Community: Matakana - A growing community

By Sophie Barclay

A community garden in Matakana celebrates the first harvest with the local school and celebrity chef Lauraine Jacobs.

A new community garden has been established by two hard working green thumbs an hour north of Auckland. The Matakana Community Garden was set up by locals Robin Barclay and permaculture guru Trish Allen (of Rainbow Valley Farm fame). Barclay and Allen crossed paths at a bee-keeping course last year and discovered that both had a dream to set up a garden of their own for the Matakana community.

In November last year, 40 keen community members showed up to the first working bee transforming the site behind the Community Hall from a weed-infested rubbish dump (complete with old bicycles, tires and rusty tins) to a raised garden bed with rich, healthy soils. Until last week, the garden was overrun with organic pumpkins - grown from seed that was donated by a local.

Barclay's background working with the Garden to Table programme in South Auckland, prompted her to work with local food enthusiast, super-mum and friend, Chelsea de Berry to get Matakana Primary School involved with the project.

The school doesn't currently have a garden, and, says de Berry, getting the school involved in the community garden was the logical next step in her quest to connect children with a better understanding of heath, nutrition and where food comes from.

De Berry and Barclay enlisted the help of well known chef Lauraine Jacobs who, last week, taught two keen classes of eight year olds whip up a tasty lasange and fritters - using pumpkin from the community garden and ingredients donated by the local Four Square. An extra lasange was made and given to a local family in need. Check out the recipes here.

Before the cooking class started, says de Berry, the children were asked how many of them liked pumpkin. Only a quarter of them raised their hands.

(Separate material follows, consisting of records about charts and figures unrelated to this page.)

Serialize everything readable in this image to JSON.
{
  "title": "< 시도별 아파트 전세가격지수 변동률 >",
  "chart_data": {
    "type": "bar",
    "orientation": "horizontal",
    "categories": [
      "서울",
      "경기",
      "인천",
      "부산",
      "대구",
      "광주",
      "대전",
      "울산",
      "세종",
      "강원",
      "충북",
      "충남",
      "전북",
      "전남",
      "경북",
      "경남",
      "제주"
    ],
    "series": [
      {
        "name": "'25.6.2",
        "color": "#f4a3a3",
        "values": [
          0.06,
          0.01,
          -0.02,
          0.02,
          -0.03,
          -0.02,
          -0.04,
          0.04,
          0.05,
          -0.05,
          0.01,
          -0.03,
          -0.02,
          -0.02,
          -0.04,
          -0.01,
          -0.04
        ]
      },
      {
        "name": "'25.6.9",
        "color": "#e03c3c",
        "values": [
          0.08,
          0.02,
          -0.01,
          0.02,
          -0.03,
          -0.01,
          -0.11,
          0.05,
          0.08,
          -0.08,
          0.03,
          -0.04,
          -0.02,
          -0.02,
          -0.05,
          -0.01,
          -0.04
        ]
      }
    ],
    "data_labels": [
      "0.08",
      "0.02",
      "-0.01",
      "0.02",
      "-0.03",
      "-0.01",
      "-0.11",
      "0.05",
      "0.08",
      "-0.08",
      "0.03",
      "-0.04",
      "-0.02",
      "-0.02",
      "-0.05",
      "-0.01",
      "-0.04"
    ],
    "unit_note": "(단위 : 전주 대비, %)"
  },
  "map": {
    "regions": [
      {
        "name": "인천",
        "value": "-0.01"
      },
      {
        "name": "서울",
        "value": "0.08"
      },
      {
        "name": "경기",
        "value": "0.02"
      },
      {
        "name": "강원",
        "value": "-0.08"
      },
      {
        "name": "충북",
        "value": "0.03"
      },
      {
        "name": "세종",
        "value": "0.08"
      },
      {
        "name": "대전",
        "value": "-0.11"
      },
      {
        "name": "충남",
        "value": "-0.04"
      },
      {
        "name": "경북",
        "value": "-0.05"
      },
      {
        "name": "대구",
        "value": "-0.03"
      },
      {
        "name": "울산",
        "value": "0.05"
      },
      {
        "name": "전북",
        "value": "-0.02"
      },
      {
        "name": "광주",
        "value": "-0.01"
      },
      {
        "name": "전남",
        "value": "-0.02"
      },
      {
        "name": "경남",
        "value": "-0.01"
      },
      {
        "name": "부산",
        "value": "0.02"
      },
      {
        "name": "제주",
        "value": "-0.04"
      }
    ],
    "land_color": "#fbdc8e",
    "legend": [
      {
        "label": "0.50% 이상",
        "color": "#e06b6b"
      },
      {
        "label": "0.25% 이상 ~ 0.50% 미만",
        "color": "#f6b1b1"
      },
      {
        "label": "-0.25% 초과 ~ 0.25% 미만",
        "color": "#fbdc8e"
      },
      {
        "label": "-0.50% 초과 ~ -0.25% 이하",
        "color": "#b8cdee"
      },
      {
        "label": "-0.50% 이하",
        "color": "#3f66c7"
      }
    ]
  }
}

The question was asked again after the feast and every single hand was raised.


Lauraine Jacobs and Robin Barclay in front of their harvest. Photo: Chelsea de Berry.

The following Saturday, some of the children set up a stall at the popular Matakana market selling the rest of the harvested pumpkin as a fundraiser for the community garden raising $350.

De Berry says that children are getting so excited about gardening that they want to start up the disused gardens at their own school. She says that she hopes the school will also continue to support the community garden. "The beauty of the community garden is that it's a community coming together. It doesn't take two parents to raise a child, it takes a community."

Barclay says that it is essential to teach the next generation about food and get them growing their own. "It's so important that people know where their food comes from and I want to help encourage them to eat locally and organic. We are lucky enough in New Zealand to have the opportunity and space to grow our own vegetables so we need to take advantage of it. "

It is hoped that eventually the community garden will become a hub for locals, offering composting and gardening lessons as well as a relaxing green space where members of the community can while away a sunny afternoon with friends or family.